Edwards, L. H.; Papanikolaou, L. F.; Wilson, M. R.; Brody, M. V.; Wade, W. F.; Cutler, M.; Arora, S. A.; Stratmann, A.; Canuelas del Valle, S.; Grella, S. L.

2026-05-21 animal behavior and cognition
10.64898/2026.05.19.726387 bioRxiv
Show abstract

Relapse-prevention strategies aimed at reducing relapse following abstinence, primarily focus on reducing cravings that lead to drug-seeking triggered by stress, drug-related cues, or re-exposure to the drug.

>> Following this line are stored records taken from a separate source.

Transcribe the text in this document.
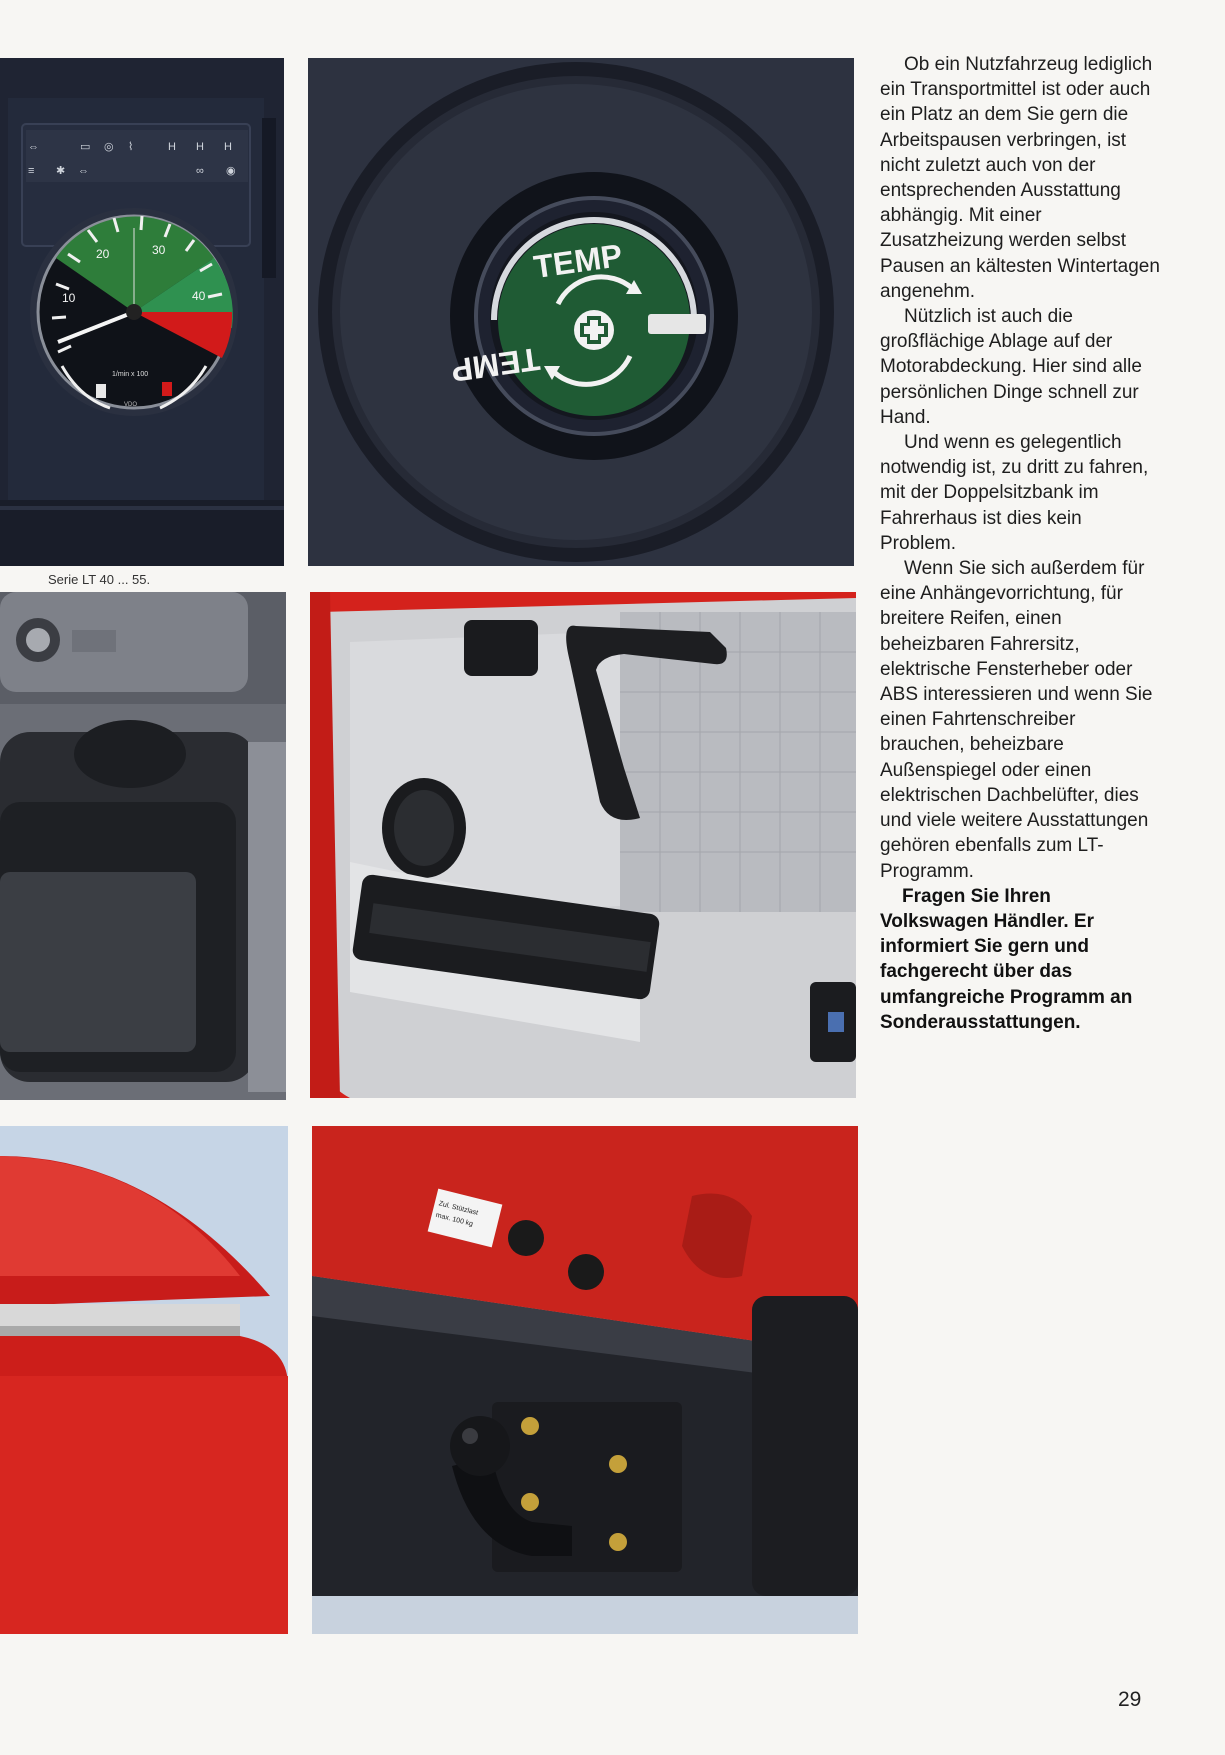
⇔	▭ ◎ ⌇	H H H
≡ ✱ ⇔	∞ ◉
20	30
10	40
1/min x 100
VDO
TEMP
TEMP
Serie LT 40 ... 55.
Zul. Stützlast
max. 100 kg

Ob ein Nutzfahrzeug lediglich ein Transportmittel ist oder auch ein Platz an dem Sie gern die Arbeitspausen verbringen, ist nicht zuletzt auch von der entsprechenden Ausstattung abhängig. Mit einer Zusatzheizung werden selbst Pausen an kältesten Wintertagen angenehm.

Nützlich ist auch die großflächige Ablage auf der Motorabdeckung. Hier sind alle persönlichen Dinge schnell zur Hand.

Und wenn es gelegentlich notwendig ist, zu dritt zu fahren, mit der Doppelsitzbank im Fahrerhaus ist dies kein Problem.

Wenn Sie sich außerdem für eine Anhängevorrichtung, für breitere Reifen, einen beheizbaren Fahrersitz, elektrische Fensterheber oder ABS interessieren und wenn Sie einen Fahrtenschreiber brauchen, beheizbare Außenspiegel oder einen elektrischen Dachbelüfter, dies und viele weitere Ausstattungen gehören ebenfalls zum LT-Programm.

Fragen Sie Ihren Volkswagen Händler. Er informiert Sie gern und fachgerecht über das umfangreiche Programm an Sonderausstattungen.

29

Because addictive drugs form persistent associative contextual memories, we investigated how reactivation of cocaine-related hippocampal memories influences subsequent drug-seeking. Here, we tagged dorsal dentate gyrus (dDG) memory ensembles involved in encoding either a first or fourth cocaine exposure (15mg/kg, i.p) in male and female c57BL/6 mice using a TetTag approach. Mice underwent cocaine conditioned place preference (CPP), extinction, and reinstatement. We assessed whether optical reactivation of tagged cocaine-related ensembles could substitute for a cocaine priming injection to reinstate CPP, whether reactivation altered cocaine-induced reinstatement, and if these effects differed depending on stage of drug exposure. We also compared these effects to reactivation of saline-associated ensembles. Cocaine produced robust locomotor activation during conditioning, and sensitization developed across repeated drug exposures. Reactivation of a cocaine-related engram alone did not reinstate CPP. However, reactivation of the first cocaine exposure engram attenuated cocaine-induced reinstatement. In contrast, reactivation of the fourth exposure engram did not confer this protective effect. Interestingly, reactivation of saline-associated ensembles also reduced cocaine-induced reinstatement specifically in females, suggesting dDG ensemble reactivation may modulate relapse-related behavior through interference or neuromodulatory disruption of cocaine-associated representations, consistent with our prior work. These findings raise the possibility that early contextual experiences form competing or destabilizing representations that interfere with later cocaine-seeking when reactivated. Females also displayed greater sensitivity to locomotor-inducing effects of cocaine memory reactivation, although this was dissociated from CPP. Together, these findings show that cocaine memories are distinct across drug experience and selective reactivation of dDG engrams can differentially influence drug-seeking.